Attackers exploit security gaps in the underlying email protocols or the
user interface constraints of email clients. As a result, they are able to send
email messages that leverage the identity markers of trusted people and use
deception techniques informed by social engineering to manipulate recipients
into taking a desired action. These messages hide in plain sight, easily
bypassing legacy security systems undetected, and use personal and professional
context to defraud businesses and individuals.
Criminals scour websites like LinkedIn to determine relationships between
people to make an email appear believable. The last barrier they encounter is
figuring out ways to bypass the email security defenses, to score big. Once the
email has been delivered, they can easily prey on human emotions to trick the
recipient into wiring money or divulging sensitive information. As a result,
email security protocols must be hardened to this type of attack.

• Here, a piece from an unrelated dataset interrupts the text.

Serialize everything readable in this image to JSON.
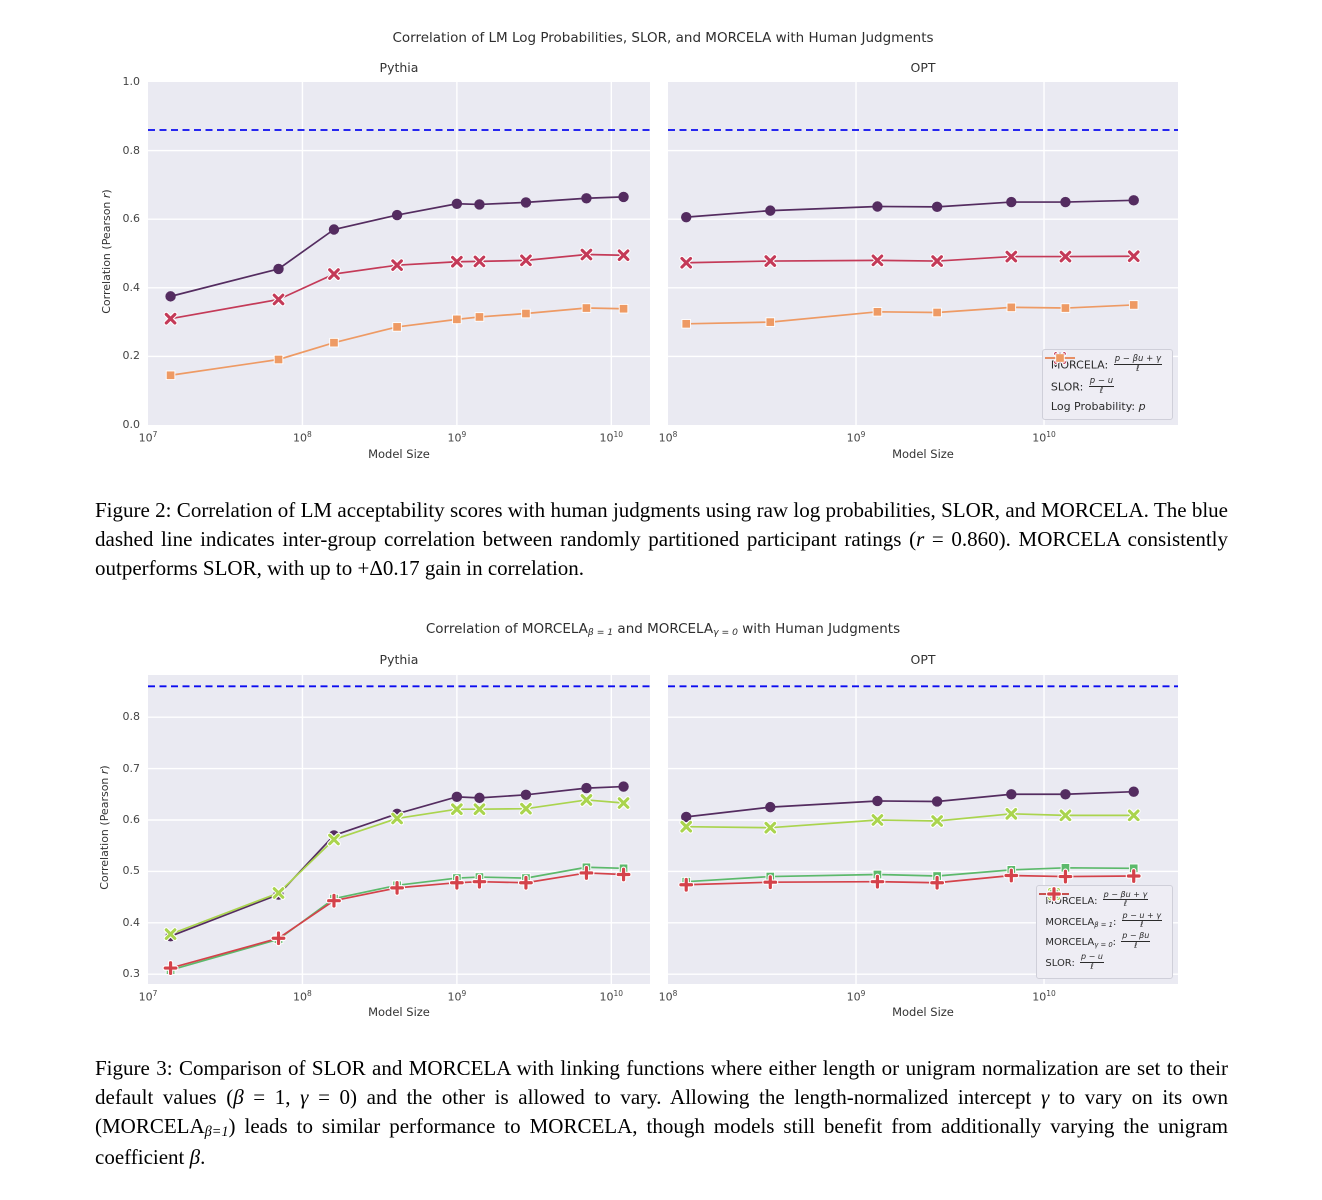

At the same time that cybercriminals are evolving their tactics, businesses
are shedding on-premise infrastructure, moving in mass to cloud-based platforms
such as Microsoft Office 365 or G Suite. These platforms provide native support
for anti-spam, virus and malware blocking, email archiving, content filtering,
and even sandboxing-a natural evolution as new technologies are developed in a
better way than their predecessors. In the case of email, this means
integrating services into the base platform that in the past were bolted on.
Designed to assess incoming emails by analyzing content and infrastructure
reputation, these platform-native controls are proving essential to ferreting
out spam, malicious URLs and malware, certain keywords, or a high volume of
attacks from a single IP address. That said, they lack when it comes to
protecting against the advanced email threats that use identity deception
techniques. Clearly, a better solution-one designed for the cloud-is needed.
This move to cloud-based email and the onslaught of zero-day attacks that
successfully penetrate the inbox are shifting email security from
signature-based inspection of email on receipt to continuous detection and
response using machine learning to detect fraudulent emails and to hunt down
latent threats that escaped initial detection or have activated post-delivery.
Enter the Agari Secure Email Cloud. Through the power of predictive AI
and advanced machine learning, the Agari Secure Email Cloud fundamentally
transforms email security from event-based inspection of incoming messages on
receipt to continuous detection and response for new and latent threats in all
inboxes. In actual deployments, this unique technology approach, combined with
real-time cloud delivery, performs with 99.9 percent efficacy in detecting
rapidly evolving advanced attacks-including those that are highly-personalized and
from time-to-time use custom variants of malware, viruses, Trojans, and worms.
A combination of a human-labeled big data, semi-automated learning
algorithms, and real-time cloud-based delivery makes the Agari Secure Email
Cloud smarter and more reliable with each email analyzed.